New Fed Chair: continuity but looser regulation
What is your view on the new Fed Chair, Jerome Powell, nominated by President Trump?
Didier BOROWSKI: Jerome Powell will succeed Janet Yellen in February 2018. He was the candidate of continuity with the Bernanke/Yellen era. Appointed at the Fed in 2012, Powell has consistently supported the monetary policy decisions since then. Like his two predecessors, he thinks that the equilibrium interest rate has fallen and that inflation is not threatening in the short term. Conversely, unlike them or John Taylor, Powell is not an economist. Unlike the latter, he does not favor rigid rules of monetary policy. These two characteristics played in his favor. His reputation for pragmatism and his experience in the bank probably ended up convincing Donald Trump that he is the man for the job. At a time when the tax reform is becoming more precise, the appointment of a moderate republican also appears as a pledge given by Trump to the moderates of his camp that he needs to pass tax cuts.

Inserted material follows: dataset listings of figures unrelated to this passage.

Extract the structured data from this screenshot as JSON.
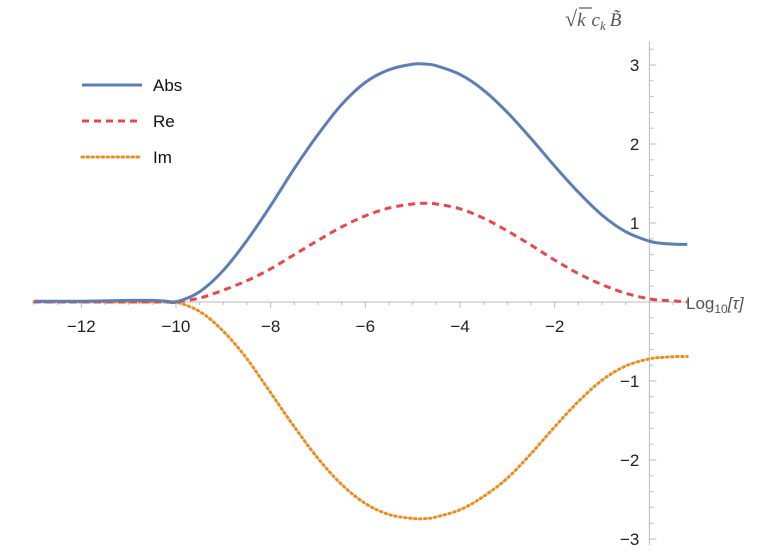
{
  "chart_data": {
    "type": "line",
    "title": "",
    "xlabel": "Log10[τ]",
    "xlabel_parts": {
      "base": "Log",
      "sub": "10",
      "arg": "[τ]"
    },
    "ylabel": "√k c_k B̃",
    "ylabel_parts": {
      "root": "√",
      "k": "k",
      "c": "c",
      "sub": "k",
      "B": "B̃"
    },
    "xlim": [
      -13,
      0.8
    ],
    "ylim": [
      -3,
      3.3
    ],
    "x_ticks": [
      -12,
      -10,
      -8,
      -6,
      -4,
      -2
    ],
    "x_tick_labels": [
      "−12",
      "−10",
      "−8",
      "−6",
      "−4",
      "−2"
    ],
    "y_ticks": [
      -3,
      -2,
      -1,
      1,
      2,
      3
    ],
    "y_tick_labels": [
      "−3",
      "−2",
      "−1",
      "1",
      "2",
      "3"
    ],
    "x": [
      -13,
      -12,
      -11,
      -10.5,
      -10.2,
      -10,
      -9.5,
      -9,
      -8.5,
      -8,
      -7.5,
      -7,
      -6.5,
      -6,
      -5.5,
      -5,
      -4.7,
      -4.5,
      -4,
      -3.5,
      -3,
      -2.5,
      -2,
      -1.5,
      -1,
      -0.5,
      0,
      0.3,
      0.6,
      0.8
    ],
    "series": [
      {
        "name": "Abs",
        "color": "#5b7fb5",
        "dash": "solid",
        "values": [
          0.01,
          0.01,
          0.02,
          0.02,
          0.01,
          0.0,
          0.13,
          0.4,
          0.78,
          1.22,
          1.69,
          2.12,
          2.5,
          2.78,
          2.94,
          3.01,
          3.01,
          2.99,
          2.88,
          2.68,
          2.4,
          2.07,
          1.72,
          1.39,
          1.1,
          0.89,
          0.77,
          0.74,
          0.73,
          0.73
        ]
      },
      {
        "name": "Re",
        "color": "#e8474c",
        "dash": "dashed",
        "values": [
          0.0,
          0.0,
          0.0,
          0.0,
          0.0,
          0.0,
          0.05,
          0.15,
          0.27,
          0.42,
          0.6,
          0.78,
          0.95,
          1.09,
          1.19,
          1.24,
          1.25,
          1.24,
          1.18,
          1.06,
          0.9,
          0.72,
          0.53,
          0.36,
          0.22,
          0.11,
          0.04,
          0.02,
          0.01,
          0.0
        ]
      },
      {
        "name": "Im",
        "color": "#ef8c1e",
        "dash": "dotted",
        "values": [
          0.0,
          0.0,
          0.0,
          0.0,
          0.0,
          0.0,
          -0.12,
          -0.37,
          -0.72,
          -1.15,
          -1.58,
          -1.98,
          -2.31,
          -2.55,
          -2.69,
          -2.74,
          -2.74,
          -2.72,
          -2.63,
          -2.46,
          -2.23,
          -1.92,
          -1.58,
          -1.26,
          -0.99,
          -0.81,
          -0.72,
          -0.7,
          -0.69,
          -0.69
        ]
      }
    ],
    "legend": {
      "placement": "top-left",
      "entries": [
        "Abs",
        "Re",
        "Im"
      ]
    },
    "grid": false
  }
}
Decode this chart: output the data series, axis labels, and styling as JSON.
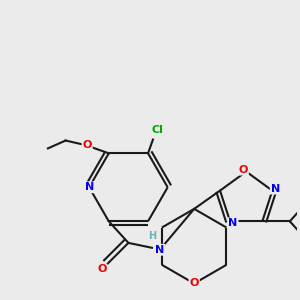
{
  "background_color": "#ebebeb",
  "bond_color": "#1a1a1a",
  "atom_colors": {
    "N": "#0000ee",
    "O": "#ee0000",
    "Cl": "#00aa00",
    "H": "#70b0b0",
    "C": "#1a1a1a"
  },
  "figsize": [
    3.0,
    3.0
  ],
  "dpi": 100
}
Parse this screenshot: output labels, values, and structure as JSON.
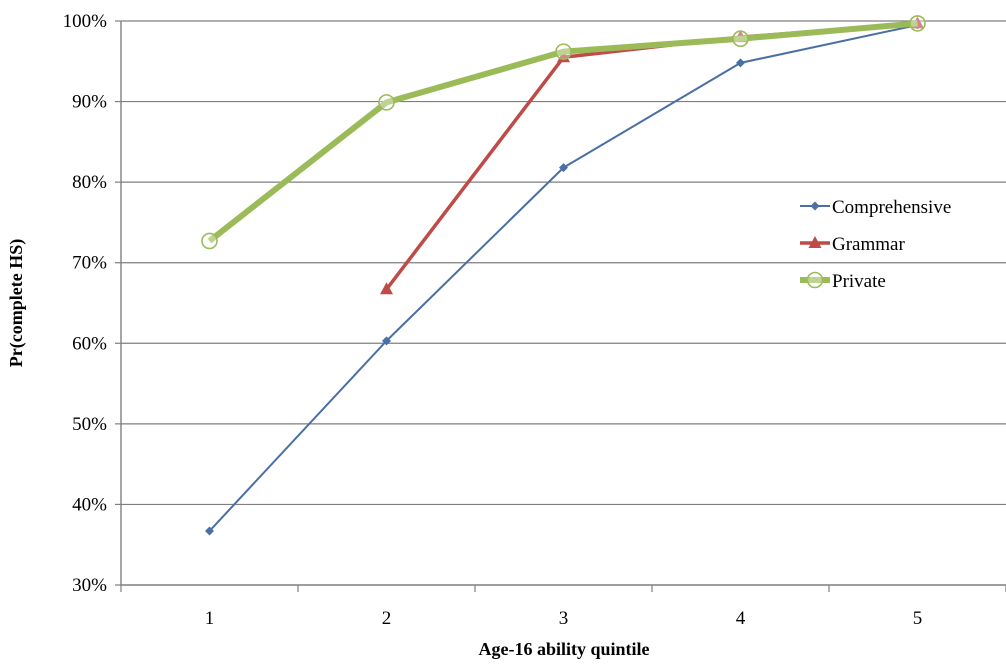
{
  "chart_data": {
    "type": "line",
    "title": "",
    "xlabel": "Age-16 ability quintile",
    "ylabel": "Pr(complete HS)",
    "categories": [
      "1",
      "2",
      "3",
      "4",
      "5"
    ],
    "ylim": [
      0.3,
      1.0
    ],
    "yticks": [
      "30%",
      "40%",
      "50%",
      "60%",
      "70%",
      "80%",
      "90%",
      "100%"
    ],
    "grid": "horizontal",
    "legend_position": "right",
    "series": [
      {
        "name": "Comprehensive",
        "color": "#4a6fa5",
        "marker": "diamond",
        "values": [
          0.367,
          0.603,
          0.818,
          0.948,
          0.995
        ]
      },
      {
        "name": "Grammar",
        "color": "#be4b48",
        "marker": "triangle",
        "values": [
          null,
          0.667,
          0.955,
          0.98,
          0.997
        ]
      },
      {
        "name": "Private",
        "color": "#9bbb59",
        "marker": "circle",
        "values": [
          0.727,
          0.899,
          0.962,
          0.978,
          0.997
        ]
      }
    ]
  }
}
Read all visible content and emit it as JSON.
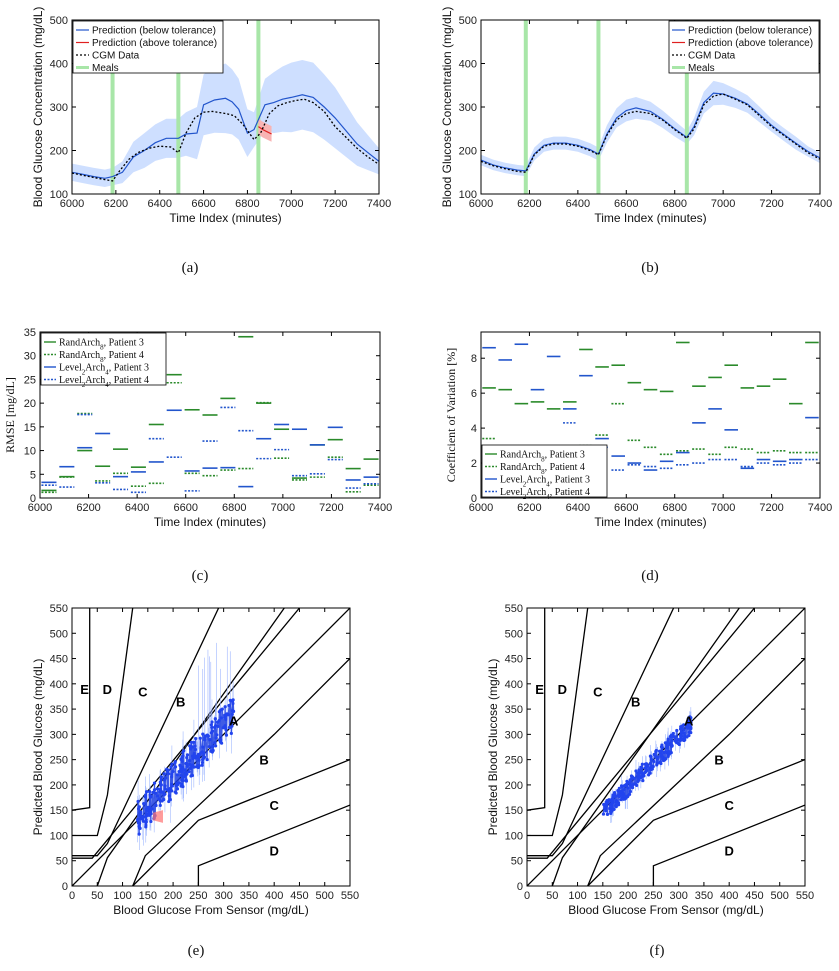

In addition, Powell is measured when it comes to financial regulation, certainly favorable to a relaxation of the latter but not prone to upheaval. Finally, it should be noted that Powell gives an important role to the evolution of monetary and financial conditions (US dollar, long-term bond yields, credit spreads, and equity markets). It turns out that the Fed’s “reaction function” will remain flexible and its action opportunistic. So if an expansionary fiscal policy calls for a rebalancing of the policy mix, with less monetary accommodation, it will be small steps. The risk of a rise in the US dollar and long rates requires proceeding with caution.